Schloss was born in Vienna, Austria, in 1929. Her father ran a shoe factory, and she described their life as comfortable. When she was 9, the Nazis invaded. Her family fled to Amsterdam.

She lived in the same neighborhood as Frank, and they skipped and played hopscotch together. Frank seemed confident and advanced for her age. Also: loud.

"She was a big chatter box," Schloss said.

Frank had lived in Amsterdam for several years and, unlike Schloss, spoke Dutch fluently. She and her friends gossiped about boys. Frank showed literary flourish, writing short, sweet stories about bears and dolls.

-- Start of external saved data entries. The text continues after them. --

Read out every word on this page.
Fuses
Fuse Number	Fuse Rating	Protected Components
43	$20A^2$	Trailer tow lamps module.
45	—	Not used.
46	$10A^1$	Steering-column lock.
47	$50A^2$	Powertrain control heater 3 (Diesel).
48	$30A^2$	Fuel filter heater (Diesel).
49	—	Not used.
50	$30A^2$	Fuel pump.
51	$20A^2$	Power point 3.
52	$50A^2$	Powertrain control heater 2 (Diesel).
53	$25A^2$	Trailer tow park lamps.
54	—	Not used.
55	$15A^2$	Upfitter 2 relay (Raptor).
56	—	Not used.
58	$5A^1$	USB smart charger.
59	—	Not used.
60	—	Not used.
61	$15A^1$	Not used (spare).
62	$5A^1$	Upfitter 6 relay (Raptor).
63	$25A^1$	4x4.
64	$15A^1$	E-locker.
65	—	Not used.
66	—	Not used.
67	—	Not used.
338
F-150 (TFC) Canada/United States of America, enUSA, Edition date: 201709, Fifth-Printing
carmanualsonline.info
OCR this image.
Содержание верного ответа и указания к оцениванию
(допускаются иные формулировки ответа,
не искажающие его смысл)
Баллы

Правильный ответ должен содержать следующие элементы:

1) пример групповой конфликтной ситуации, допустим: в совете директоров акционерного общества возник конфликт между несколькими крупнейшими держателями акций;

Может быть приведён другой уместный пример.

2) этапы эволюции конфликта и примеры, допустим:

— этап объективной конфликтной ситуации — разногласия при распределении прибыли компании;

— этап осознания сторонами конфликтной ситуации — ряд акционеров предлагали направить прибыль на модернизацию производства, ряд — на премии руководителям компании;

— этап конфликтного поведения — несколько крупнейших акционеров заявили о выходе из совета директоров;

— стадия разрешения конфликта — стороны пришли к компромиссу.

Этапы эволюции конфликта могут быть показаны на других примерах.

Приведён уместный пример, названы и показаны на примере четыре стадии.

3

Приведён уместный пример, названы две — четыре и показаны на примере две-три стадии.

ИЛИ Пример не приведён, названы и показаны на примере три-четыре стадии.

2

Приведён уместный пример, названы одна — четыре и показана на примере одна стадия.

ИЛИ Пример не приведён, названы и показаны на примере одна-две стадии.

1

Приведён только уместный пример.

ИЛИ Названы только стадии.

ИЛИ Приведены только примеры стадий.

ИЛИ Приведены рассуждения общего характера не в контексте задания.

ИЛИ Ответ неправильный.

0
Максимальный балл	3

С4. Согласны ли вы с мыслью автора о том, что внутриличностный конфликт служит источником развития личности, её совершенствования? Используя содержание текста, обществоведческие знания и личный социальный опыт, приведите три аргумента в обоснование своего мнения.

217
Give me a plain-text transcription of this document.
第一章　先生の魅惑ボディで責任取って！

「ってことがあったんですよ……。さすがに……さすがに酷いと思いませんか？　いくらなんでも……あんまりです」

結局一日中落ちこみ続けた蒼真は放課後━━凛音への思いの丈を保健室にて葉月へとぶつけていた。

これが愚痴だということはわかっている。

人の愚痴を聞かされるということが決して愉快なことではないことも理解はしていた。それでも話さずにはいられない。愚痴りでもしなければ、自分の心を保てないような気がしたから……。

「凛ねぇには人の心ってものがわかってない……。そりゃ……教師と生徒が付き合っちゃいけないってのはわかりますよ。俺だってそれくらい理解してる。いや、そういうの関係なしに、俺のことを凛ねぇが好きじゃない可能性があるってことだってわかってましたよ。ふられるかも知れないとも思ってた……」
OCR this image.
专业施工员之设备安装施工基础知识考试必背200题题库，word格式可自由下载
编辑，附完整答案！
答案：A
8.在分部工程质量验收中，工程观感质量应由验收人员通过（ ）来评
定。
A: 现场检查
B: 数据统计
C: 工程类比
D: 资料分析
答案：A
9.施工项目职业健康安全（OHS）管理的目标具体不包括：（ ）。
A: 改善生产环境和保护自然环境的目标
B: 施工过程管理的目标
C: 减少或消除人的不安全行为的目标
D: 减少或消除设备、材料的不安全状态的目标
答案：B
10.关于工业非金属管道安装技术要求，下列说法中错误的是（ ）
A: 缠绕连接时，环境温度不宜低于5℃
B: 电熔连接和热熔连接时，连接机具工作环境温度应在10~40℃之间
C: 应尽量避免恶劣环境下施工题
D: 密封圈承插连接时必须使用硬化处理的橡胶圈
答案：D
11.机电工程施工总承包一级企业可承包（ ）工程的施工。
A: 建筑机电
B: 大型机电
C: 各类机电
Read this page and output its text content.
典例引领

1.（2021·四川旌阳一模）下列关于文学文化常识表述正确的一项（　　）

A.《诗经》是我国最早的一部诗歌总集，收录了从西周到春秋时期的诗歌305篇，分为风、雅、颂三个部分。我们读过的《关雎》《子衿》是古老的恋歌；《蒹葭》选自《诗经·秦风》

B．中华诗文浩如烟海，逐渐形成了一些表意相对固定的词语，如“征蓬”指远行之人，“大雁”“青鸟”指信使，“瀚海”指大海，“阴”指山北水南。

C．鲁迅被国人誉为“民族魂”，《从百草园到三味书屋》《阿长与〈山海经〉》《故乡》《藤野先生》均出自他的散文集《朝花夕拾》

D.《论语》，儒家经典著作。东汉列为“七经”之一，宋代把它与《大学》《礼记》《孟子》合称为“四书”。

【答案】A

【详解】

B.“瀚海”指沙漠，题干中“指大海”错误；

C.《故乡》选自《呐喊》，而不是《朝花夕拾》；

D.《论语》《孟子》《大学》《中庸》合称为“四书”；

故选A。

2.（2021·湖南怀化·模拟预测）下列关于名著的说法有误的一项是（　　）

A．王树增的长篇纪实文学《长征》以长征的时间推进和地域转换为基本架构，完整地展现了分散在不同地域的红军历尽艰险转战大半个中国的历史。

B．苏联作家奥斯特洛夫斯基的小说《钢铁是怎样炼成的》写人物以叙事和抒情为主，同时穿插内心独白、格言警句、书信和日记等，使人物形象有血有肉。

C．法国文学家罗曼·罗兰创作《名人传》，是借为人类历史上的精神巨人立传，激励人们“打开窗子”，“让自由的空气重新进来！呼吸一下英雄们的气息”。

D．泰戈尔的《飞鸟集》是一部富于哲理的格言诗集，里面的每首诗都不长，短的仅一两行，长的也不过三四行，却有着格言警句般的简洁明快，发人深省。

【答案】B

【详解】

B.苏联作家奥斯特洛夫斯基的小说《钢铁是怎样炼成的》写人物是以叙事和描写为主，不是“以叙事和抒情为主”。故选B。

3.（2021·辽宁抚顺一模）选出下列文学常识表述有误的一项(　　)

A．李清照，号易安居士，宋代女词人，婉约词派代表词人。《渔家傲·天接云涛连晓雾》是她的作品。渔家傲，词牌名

When Schloss was 13, the Nazis sent a letter to her older brother, Heinz, demanding he board a train for a German labor camp. Instead, the family went into hiding around the same time as the Franks. Finding a home for four people would be difficult, so Schloss' family separated.

Schloss and her mother, Fritzi, slept in one home. Heinz and her father, Erich, lived elsewhere. About two years later, she said, a nurse betrayed them. They were eating breakfast one morning when Nazis rushed in. She said they beat her and demanded to know who helped them hide. She said they threatened to kill her brother.

Schloss and Fritzi were together in the camp for about nine months. Then, one day, the Nazis departed. Schloss would later learn they were fleeing, that the Nazis knew Russian liberators were on the way. They forced many people in the concentration camp to leave with them on death marches, but Schloss said the Nazis knew she and her mother were too weak to leave.

The Russians arrived about seven days later. Months after that, they returned to Amsterdam. She said Otto Frank rode with them. When he got home, he learned his wife and daughters were dead.

Similar news greeted Schloss and her mother. According to the Anne Frank House, Heinz died in a concentration camp. Their father died on the death march.

Schloss, her mother and Otto Frank remained close. "The Diary of Anne Frank" was published in 1952, and they were swept away by the book's popularity around the world. In some ways, Schloss struggled with the book's reception. She believed people weren't ready to hear the Holocaust's more intense stories, stories like her own.

"I was surprised a little bit," she said. "I thought, 'Yeah, I've gone through the same thing. I survived.' I disputed what she said. She still believed in the good of mankind. I sometimes wondered, 'Would she still believe that if she survived?'"

In 1953, Otto Frank and her mother married. They lived in Switzerland and spent their days building a legacy for Anne Frank. They answered thousands of letters from readers. They toured the world. Donations poured in, Schloss said, and Otto Frank directed the money to schools and organizations he felt would honor his daughter.

"I have never, ever seen a happier couple," Schloss said. "They were really, really in love with each other. They did everything together. My mother was taken with the diary."

She kept her own account private for 40 years. But in 1988, she released her first book, "Eva's Story." She had become convinced that strangers could benefit from what she felt.